Dossier : Santé ; État d’urgence
Coupes en santé mentale
Lourds prix à payer pour les organismes de femmes !
Une femme souffrant de lourds problèmes de santé mentale bouleverse l’activité de groupe d’un organisme communautaire. Une autre, sous l’effet d’une forte médication, peine à suivre les propos de l’animatrice. Normalement, ces femmes devraient être suivies dans le réseau de la santé. Or, ce n’est souvent pas le cas et ce genre de scène est devenu monnaie courante dans les groupes de femmes du Québec. C’est ce que constate le Réseau québécois d’action pour la santé des femmes (RQASF) dans la recherche Santé mentale au Québec : les organismes communautaires de femmes à la croisée des chemins.
Soixante-quinze organismes communautaires de femmes à travers tout le Québec y ont pris part en 2010, répondant à des questionnaires postaux ou se prêtant à des entrevues individuelles et de groupes. Maisons d’hébergement, centres de femmes… quel que soit le type d’organisme, les travailleuses accueillent plus de personnes en détresse ou vivant avec des problèmes de santé mentale qu’auparavant. Le travail au sein des groupes s’en trouve affecté.
Sonnons l’alarme !
Au cours des dernières années, les coupes budgétaires dans le système de santé ont eu pour effet de réduire l’accès aux services en santé mentale. Il faut patienter des mois avant de pouvoir consulter un psychologue, et le nombre limité de rencontres ne suffit pas toujours à répondre aux besoins des personnes en détresse.
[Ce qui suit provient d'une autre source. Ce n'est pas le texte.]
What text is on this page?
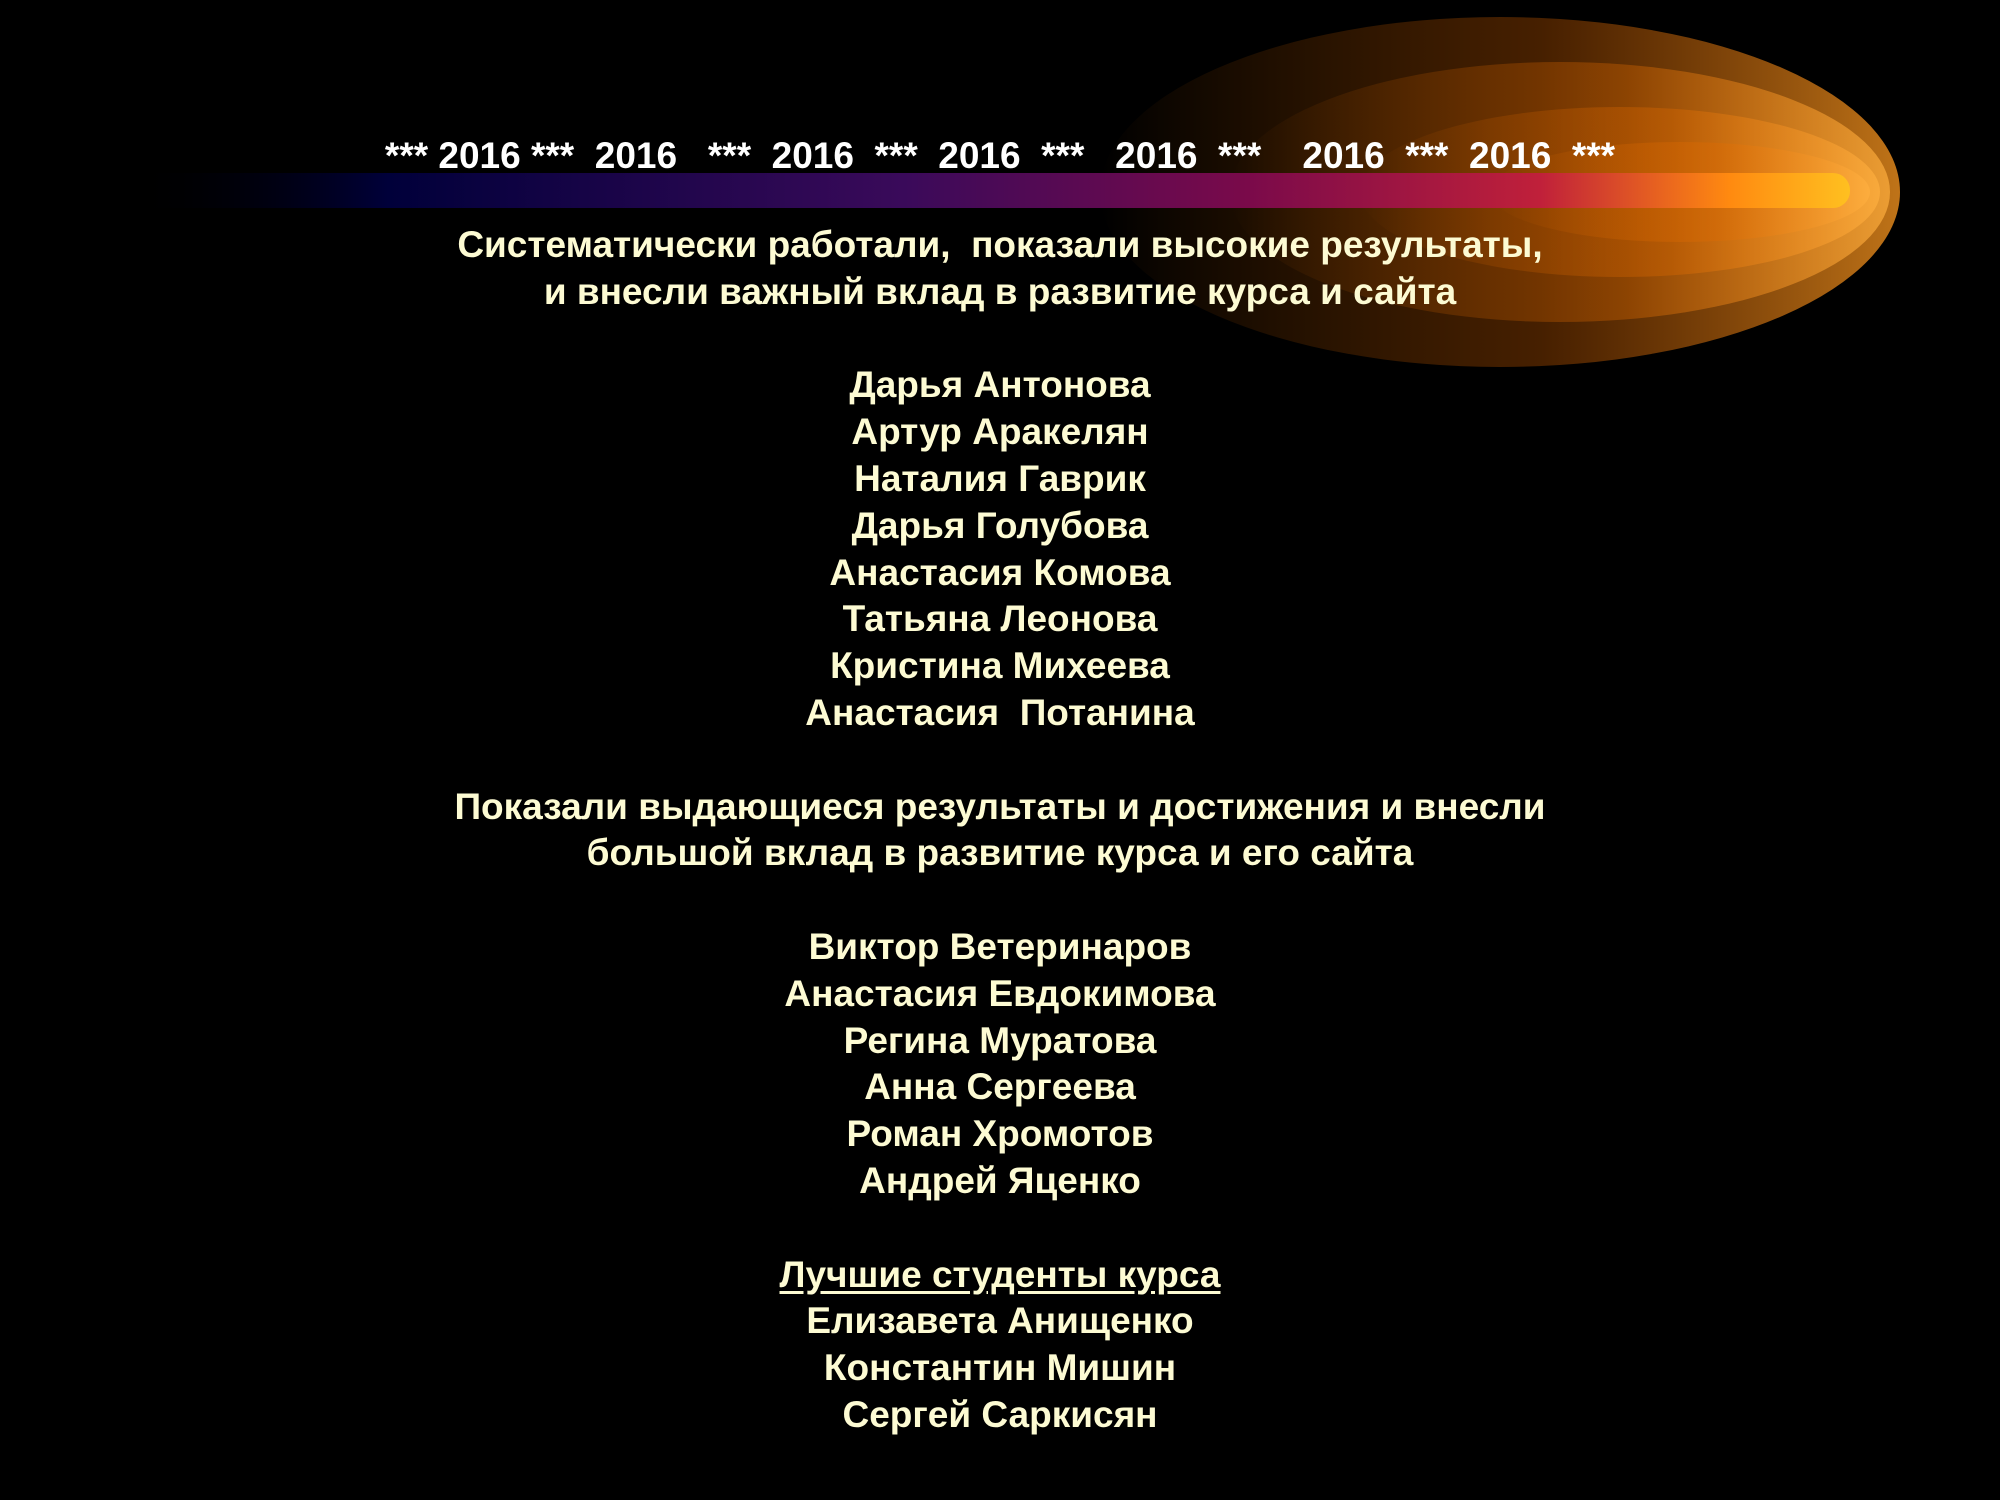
*** 2016 ***  2016   ***  2016  ***  2016  ***   2016  ***    2016  ***  2016  ***
Систематически работали,  показали высокие результаты,
и внесли важный вклад в развитие курса и сайта
Дарья Антонова
Артур Аракелян
Наталия Гаврик
Дарья Голубова
Анастасия Комова
Татьяна Леонова
Кристина Михеева
Анастасия  Потанина
Показали выдающиеся результаты и достижения и внесли
большой вклад в развитие курса и его сайта
Виктор Ветеринаров
Анастасия Евдокимова
Регина Муратова
Анна Сергеева
Роман Хромотов
Андрей Яценко
Лучшие студенты курса
Елизавета Анищенко
Константин Мишин
Сергей Саркисян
De plus, comment espérer accéder aux services en santé mentale lorsque les médecins de famille, qui en constituent souvent la porte d’entrée, ne sont pas disponibles ? Parce qu’elles ne peuvent recourir à des professionnels du privé, les personnes les plus démunies paient chèrement ces compressions.
Par ricochet, les organismes communautaires de femmes accueillent de plus en plus de personnes en situation de crise, vivant des problèmes psychiatriques, sous l’effet d’une médication excessive ou mal contrôlée, aux prises avec des problèmes de toxicomanie et de consommation d’alcool, etc. Selon les travailleuses interrogées, faute de ressources suffisantes, le personnel du réseau de la santé pratique le dumping, c’est-à-dire qu’il oriente trop rapidement vers les organismes communautaires des personnes qui nécessitent des soins ou des services professionnels.
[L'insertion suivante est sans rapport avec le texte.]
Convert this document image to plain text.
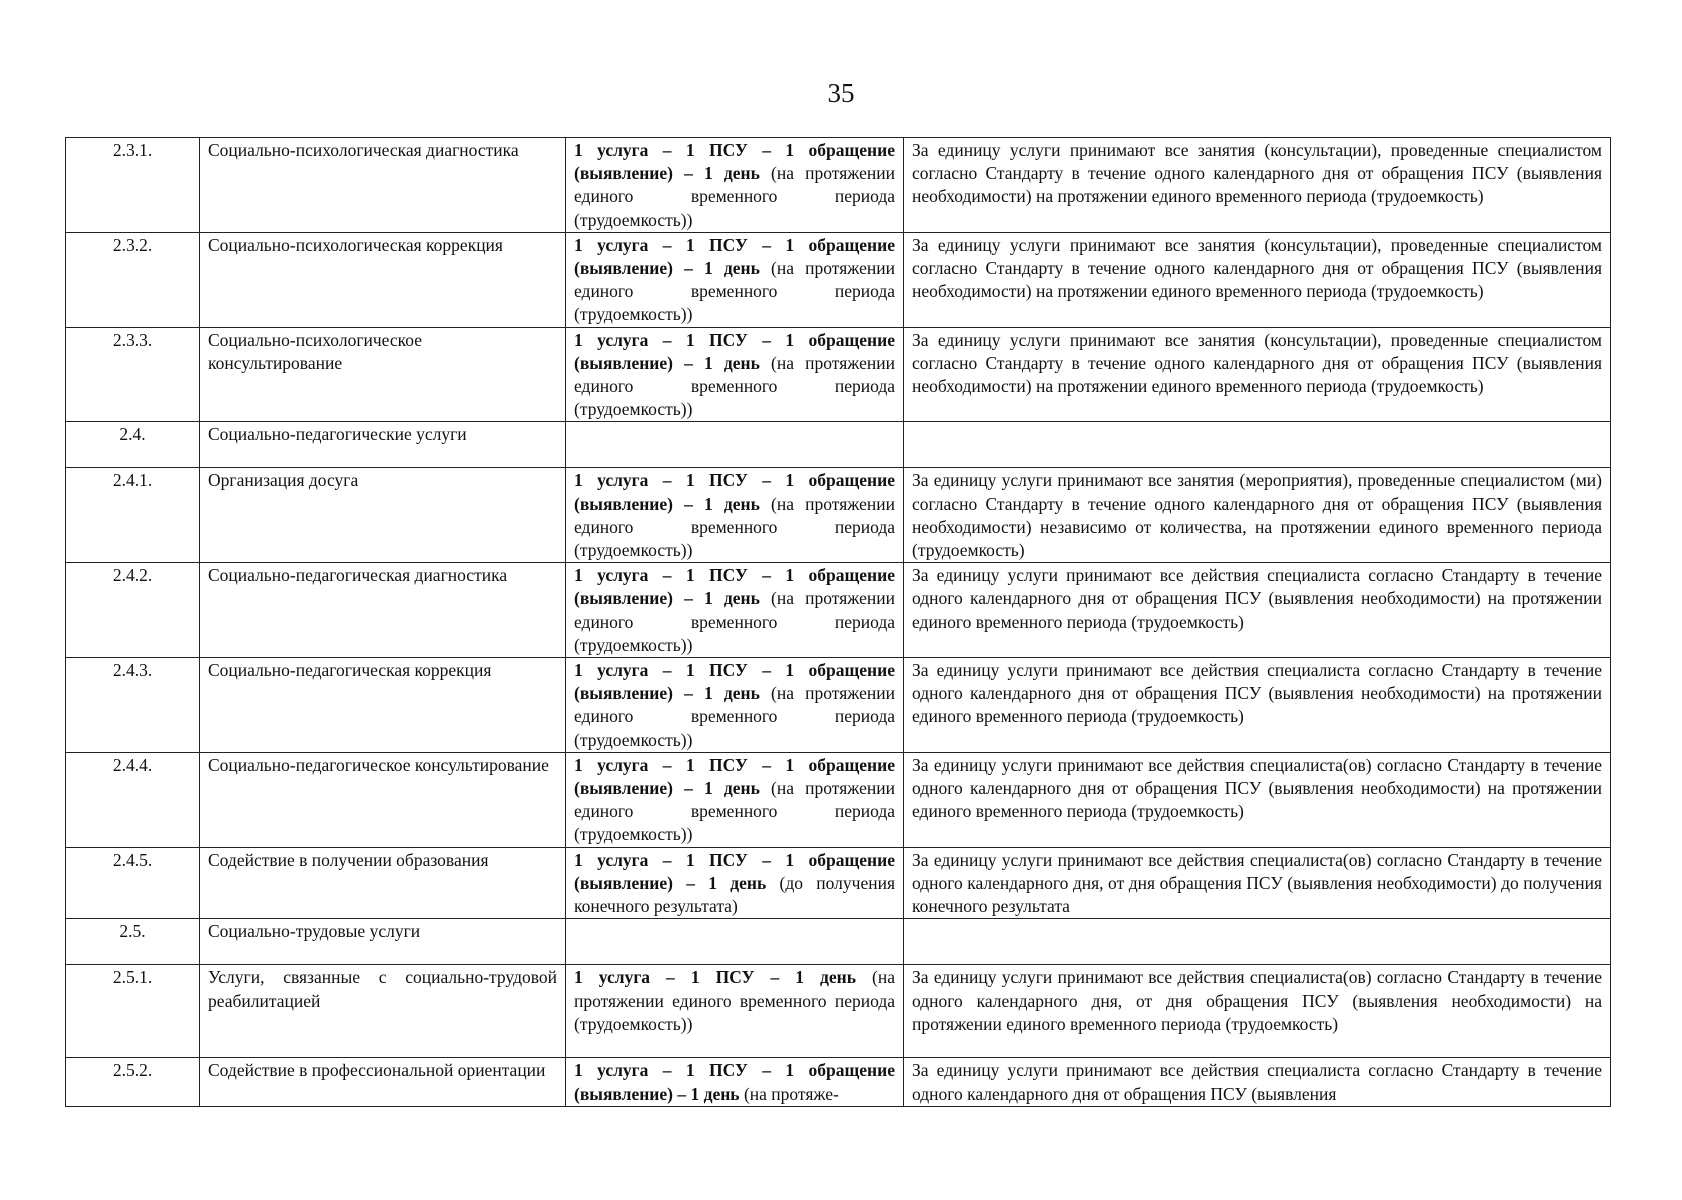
35
2.3.1.	Социально-психологическая диагностика	1 услуга – 1 ПСУ – 1 обращение (выявление) – 1 день (на протяжении единого временного периода (трудоемкость))	За единицу услуги принимают все занятия (консультации), проведенные специалистом согласно Стандарту в течение одного календарного дня от обращения ПСУ (выявления необходимости) на протяжении единого временного периода (трудоемкость)
2.3.2.	Социально-психологическая коррекция	1 услуга – 1 ПСУ – 1 обращение (выявление) – 1 день (на протяжении единого временного периода (трудоемкость))	За единицу услуги принимают все занятия (консультации), проведенные специалистом согласно Стандарту в течение одного календарного дня от обращения ПСУ (выявления необходимости) на протяжении единого временного периода (трудоемкость)
2.3.3.	Социально-психологическое консультирование	1 услуга – 1 ПСУ – 1 обращение (выявление) – 1 день (на протяжении единого временного периода (трудоемкость))	За единицу услуги принимают все занятия (консультации), проведенные специалистом согласно Стандарту в течение одного календарного дня от обращения ПСУ (выявления необходимости) на протяжении единого временного периода (трудоемкость)
2.4.	Социально-педагогические услуги		
2.4.1.	Организация досуга	1 услуга – 1 ПСУ – 1 обращение (выявление) – 1 день (на протяжении единого временного периода (трудоемкость))	За единицу услуги принимают все занятия (мероприятия), проведенные специалистом (ми) согласно Стандарту в течение одного календарного дня от обращения ПСУ (выявления необходимости) независимо от количества, на протяжении единого временного периода (трудоемкость)
2.4.2.	Социально-педагогическая диагностика	1 услуга – 1 ПСУ – 1 обращение (выявление) – 1 день (на протяжении единого временного периода (трудоемкость))	За единицу услуги принимают все действия специалиста согласно Стандарту в течение одного календарного дня от обращения ПСУ (выявления необходимости) на протяжении единого временного периода (трудоемкость)
2.4.3.	Социально-педагогическая коррекция	1 услуга – 1 ПСУ – 1 обращение (выявление) – 1 день (на протяжении единого временного периода (трудоемкость))	За единицу услуги принимают все действия специалиста согласно Стандарту в течение одного календарного дня от обращения ПСУ (выявления необходимости) на протяжении единого временного периода (трудоемкость)
2.4.4.	Социально-педагогическое консультирование	1 услуга – 1 ПСУ – 1 обращение (выявление) – 1 день (на протяжении единого временного периода (трудоемкость))	За единицу услуги принимают все действия специалиста(ов) согласно Стандарту в течение одного календарного дня от обращения ПСУ (выявления необходимости) на протяжении единого временного периода (трудоемкость)
2.4.5.	Содействие в получении образования	1 услуга – 1 ПСУ – 1 обращение (выявление) – 1 день (до получения конечного результата)	За единицу услуги принимают все действия специалиста(ов) согласно Стандарту в течение одного календарного дня, от дня обращения ПСУ (выявления необходимости) до получения конечного результата
2.5.	Социально-трудовые услуги		
2.5.1.	Услуги, связанные с социально-трудовой реабилитацией	1 услуга – 1 ПСУ – 1 день (на протяжении единого временного периода (трудоемкость))	За единицу услуги принимают все действия специалиста(ов) согласно Стандарту в течение одного календарного дня, от дня обращения ПСУ (выявления необходимости) на протяжении единого временного периода (трудоемкость)
2.5.2.	Содействие в профессиональной ориентации	1 услуга – 1 ПСУ – 1 обращение (выявление) – 1 день (на протяже-	За единицу услуги принимают все действия специалиста согласно Стандарту в течение одного календарного дня от обращения ПСУ (выявления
Pourtant, aucun des groupes ayant participé à la recherche n’est spécialisé en santé mentale. La plupart d’entre eux ont pour mission l’amélioration des conditions de vie des femmes, notamment par des activités de mobilisation, et pour objectif de favoriser leur autonomie, grâce à des ateliers sur l’estime de soi ou des activités d’éducation populaire, par exemple. Ni infirmières, ni psychologues ou psychiatres, les travailleuses de centres de femmes ne peuvent ni ne souhaitent remplacer le personnel professionnel de la santé.
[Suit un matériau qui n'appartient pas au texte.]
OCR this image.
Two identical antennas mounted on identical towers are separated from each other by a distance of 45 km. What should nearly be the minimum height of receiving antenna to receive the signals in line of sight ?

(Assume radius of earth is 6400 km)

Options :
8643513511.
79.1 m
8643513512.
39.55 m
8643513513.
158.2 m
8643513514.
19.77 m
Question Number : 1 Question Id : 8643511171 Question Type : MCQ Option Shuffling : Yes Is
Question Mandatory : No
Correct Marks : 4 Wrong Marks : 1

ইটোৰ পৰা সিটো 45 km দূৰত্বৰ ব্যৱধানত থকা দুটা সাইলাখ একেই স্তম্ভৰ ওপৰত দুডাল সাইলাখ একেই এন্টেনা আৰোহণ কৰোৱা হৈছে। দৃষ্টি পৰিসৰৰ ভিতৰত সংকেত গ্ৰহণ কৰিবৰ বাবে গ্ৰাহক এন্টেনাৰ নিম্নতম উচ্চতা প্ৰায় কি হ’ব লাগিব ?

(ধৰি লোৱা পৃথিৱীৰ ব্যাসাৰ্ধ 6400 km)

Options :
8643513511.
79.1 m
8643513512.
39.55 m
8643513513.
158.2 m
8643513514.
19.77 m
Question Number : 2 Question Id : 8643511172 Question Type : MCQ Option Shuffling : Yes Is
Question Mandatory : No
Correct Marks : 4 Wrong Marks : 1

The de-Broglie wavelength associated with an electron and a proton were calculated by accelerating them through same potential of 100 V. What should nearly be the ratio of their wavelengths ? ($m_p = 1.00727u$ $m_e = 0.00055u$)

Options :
Le dumping et l’alourdissement des problèmes de santé mentale des personnes ont donc des répercussions importantes sur la vie de ces centres : il arrive de plus en plus souvent que des femmes souffrant de problèmes importants perturbent les activités offertes à l’ensemble des participantes. Aussi, les groupes ont de la difficulté à poursuivre leur travail essentiel de sensibilisation et de revendication auprès des gouvernements.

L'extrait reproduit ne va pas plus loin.